Autant le dire, Saints Row IV est extrĂȘmement fun Ă  jouer que ce soit seul ou en coop.

Quelques bémols

Il faut bien le reconnaßtre, SRIV ne brille pas par sa réalisation technique. Si certains bugs sont voulus (irrévérence à certains types de jeux par exemple), que dire des nombreux bugs de collision et de certaines baisses de framerate flagrantes. Les graphismes sont par ailleurs souvent loin des canons du moment.

Les super-pouvoirs, s’ils sont essentiels dans le jeu, facilitent parfois trop la tĂąche du joueur.

Que dire Ă©galement de la super vitesse et des super-sauts qui rendent futiles l’utilisation de vĂ©hicules (voitures ou autre hĂ©licoptĂšres)

Evoluer dans Steelport a pour consĂ©quence directe la perte de l’aspect exploration de la ville qui, soit dit en passant, manque quelque peu d’animation.

Conclusion

Les super-pouvoirs (les rĂ©cupĂ©rer puis les amĂ©liorer) constituent l’intĂ©rĂȘt central du jeu. Mais SRIV s’appuie Ă©galement sur des missions secondaires pour prolonger l’expĂ©rience. Notons la possibilitĂ© de jouer en coop en ligne Ă  deux.

Ce nouvel opus de Saints Row s’avĂšre donc sacrĂ©ment Ă©toffĂ© mĂȘme si on en vient Ă  bout en une vingtaine d’heures (soit beaucoup moins que pour SRIII).

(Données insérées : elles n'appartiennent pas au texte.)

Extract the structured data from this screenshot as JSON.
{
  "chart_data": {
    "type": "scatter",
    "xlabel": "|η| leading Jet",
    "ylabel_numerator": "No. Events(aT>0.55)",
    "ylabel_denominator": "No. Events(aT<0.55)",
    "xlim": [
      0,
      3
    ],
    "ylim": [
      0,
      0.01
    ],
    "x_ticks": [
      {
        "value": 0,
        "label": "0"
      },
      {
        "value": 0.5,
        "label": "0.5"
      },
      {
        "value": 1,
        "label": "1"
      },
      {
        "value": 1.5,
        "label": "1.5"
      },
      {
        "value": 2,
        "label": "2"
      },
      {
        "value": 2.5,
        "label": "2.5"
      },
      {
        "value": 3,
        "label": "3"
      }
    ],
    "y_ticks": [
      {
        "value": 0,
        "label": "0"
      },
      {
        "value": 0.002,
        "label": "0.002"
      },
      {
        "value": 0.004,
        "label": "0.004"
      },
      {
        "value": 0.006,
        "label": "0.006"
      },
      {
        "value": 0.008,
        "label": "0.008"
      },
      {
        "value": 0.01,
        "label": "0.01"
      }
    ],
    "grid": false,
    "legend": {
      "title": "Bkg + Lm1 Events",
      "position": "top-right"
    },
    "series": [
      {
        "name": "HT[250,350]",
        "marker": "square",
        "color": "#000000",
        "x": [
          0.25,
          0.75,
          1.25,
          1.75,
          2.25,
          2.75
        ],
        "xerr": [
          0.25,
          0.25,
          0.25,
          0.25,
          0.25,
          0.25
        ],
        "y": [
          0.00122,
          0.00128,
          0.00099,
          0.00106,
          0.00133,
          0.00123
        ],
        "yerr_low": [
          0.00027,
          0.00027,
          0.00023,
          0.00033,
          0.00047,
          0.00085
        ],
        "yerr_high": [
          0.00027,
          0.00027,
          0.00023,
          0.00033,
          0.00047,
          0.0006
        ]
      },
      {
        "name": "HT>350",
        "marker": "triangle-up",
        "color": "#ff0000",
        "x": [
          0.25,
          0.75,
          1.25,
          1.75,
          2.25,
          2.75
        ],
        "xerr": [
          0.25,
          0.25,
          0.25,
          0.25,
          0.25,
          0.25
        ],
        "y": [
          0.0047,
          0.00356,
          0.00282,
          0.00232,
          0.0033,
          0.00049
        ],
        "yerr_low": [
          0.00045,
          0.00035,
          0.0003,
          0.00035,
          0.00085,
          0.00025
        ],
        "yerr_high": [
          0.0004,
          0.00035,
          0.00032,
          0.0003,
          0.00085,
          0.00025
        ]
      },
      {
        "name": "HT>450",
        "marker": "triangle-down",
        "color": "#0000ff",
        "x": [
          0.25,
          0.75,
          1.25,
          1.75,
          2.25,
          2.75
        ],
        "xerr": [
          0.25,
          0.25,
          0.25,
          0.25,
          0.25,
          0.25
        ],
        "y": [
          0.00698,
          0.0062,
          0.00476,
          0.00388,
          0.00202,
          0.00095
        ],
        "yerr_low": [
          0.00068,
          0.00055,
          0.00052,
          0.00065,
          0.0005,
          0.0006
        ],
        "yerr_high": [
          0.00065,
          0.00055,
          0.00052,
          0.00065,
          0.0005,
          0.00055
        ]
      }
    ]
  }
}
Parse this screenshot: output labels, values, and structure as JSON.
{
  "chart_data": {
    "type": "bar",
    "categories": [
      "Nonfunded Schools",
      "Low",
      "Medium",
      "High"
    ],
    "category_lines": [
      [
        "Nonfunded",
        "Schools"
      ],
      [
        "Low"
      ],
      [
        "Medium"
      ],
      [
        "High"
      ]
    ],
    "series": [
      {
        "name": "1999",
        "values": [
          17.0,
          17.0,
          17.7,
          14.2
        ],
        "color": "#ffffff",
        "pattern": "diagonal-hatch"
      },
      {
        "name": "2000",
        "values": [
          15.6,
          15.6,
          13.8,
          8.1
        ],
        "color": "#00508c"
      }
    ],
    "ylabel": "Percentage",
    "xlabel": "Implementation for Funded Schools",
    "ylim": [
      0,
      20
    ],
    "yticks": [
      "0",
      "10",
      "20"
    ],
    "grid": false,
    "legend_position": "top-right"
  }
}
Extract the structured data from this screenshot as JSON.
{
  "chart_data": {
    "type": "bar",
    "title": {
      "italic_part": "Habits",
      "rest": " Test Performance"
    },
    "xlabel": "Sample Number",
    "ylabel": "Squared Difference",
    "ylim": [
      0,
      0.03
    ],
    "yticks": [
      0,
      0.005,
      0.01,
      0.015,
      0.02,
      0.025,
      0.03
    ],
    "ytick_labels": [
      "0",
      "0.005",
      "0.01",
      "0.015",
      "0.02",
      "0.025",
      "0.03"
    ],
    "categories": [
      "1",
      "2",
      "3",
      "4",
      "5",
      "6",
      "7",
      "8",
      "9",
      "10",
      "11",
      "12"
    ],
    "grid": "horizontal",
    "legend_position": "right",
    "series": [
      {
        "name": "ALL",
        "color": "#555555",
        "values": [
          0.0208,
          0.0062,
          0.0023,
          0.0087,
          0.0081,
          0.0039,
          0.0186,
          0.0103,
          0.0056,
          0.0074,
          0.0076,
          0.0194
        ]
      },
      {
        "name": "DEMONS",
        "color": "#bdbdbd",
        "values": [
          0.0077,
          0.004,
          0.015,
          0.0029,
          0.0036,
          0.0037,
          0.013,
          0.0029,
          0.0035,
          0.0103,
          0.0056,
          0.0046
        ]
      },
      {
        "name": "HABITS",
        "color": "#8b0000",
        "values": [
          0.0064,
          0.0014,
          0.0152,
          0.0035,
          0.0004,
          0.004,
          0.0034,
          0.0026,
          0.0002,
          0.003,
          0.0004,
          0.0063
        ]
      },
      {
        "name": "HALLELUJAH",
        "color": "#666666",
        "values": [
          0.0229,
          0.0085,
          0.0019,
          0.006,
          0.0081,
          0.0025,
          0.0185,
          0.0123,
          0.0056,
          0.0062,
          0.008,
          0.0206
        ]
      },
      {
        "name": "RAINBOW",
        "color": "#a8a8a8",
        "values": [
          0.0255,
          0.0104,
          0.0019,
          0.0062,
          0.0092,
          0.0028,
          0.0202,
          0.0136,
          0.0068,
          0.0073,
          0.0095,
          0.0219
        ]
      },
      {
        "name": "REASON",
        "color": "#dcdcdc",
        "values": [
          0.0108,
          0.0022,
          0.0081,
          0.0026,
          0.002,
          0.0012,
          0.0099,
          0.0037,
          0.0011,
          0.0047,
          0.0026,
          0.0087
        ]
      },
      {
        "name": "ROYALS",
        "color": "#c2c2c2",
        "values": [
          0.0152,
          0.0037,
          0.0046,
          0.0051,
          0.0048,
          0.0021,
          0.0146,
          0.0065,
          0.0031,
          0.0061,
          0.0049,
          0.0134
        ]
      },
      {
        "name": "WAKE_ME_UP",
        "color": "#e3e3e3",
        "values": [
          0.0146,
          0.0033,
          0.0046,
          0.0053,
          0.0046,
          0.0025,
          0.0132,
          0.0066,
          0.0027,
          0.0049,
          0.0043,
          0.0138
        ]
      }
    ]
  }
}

Humour déjanté et scénario délirant permettent réellement de se changer les idées dans ce défouloir en mode ouvert.

L’ensemble, s’il n’est pas exempt de dĂ©fauts techniques, s’avĂšre sacrĂ©ment addictif.

Saints Row IV est disponible sur PS3 (version testée), Xbox 360 et PC.


2 commentaires

  1. Il ne faut pas oublier de prĂ©ciser que les « missions » ne sont que des rĂ©pĂ©titions de tĂąches (tuer des groupes de Zins, courir sur une distance, dĂ©verrouiller des bĂątiments) et qu’au bout de 5h de jeu, ça devient lassant, prĂ©cisons aussi que les tenues Ă  acheter sont « presque » les mĂȘmes que dans SR.III (pareil pour la modĂ©lisation du personnage), et mĂȘme si un effort a Ă©tĂ© fait pour des armes « funky », ça manque clairement d’imagination. De mon point de vu, ce n’est qu’une extension du SR.III.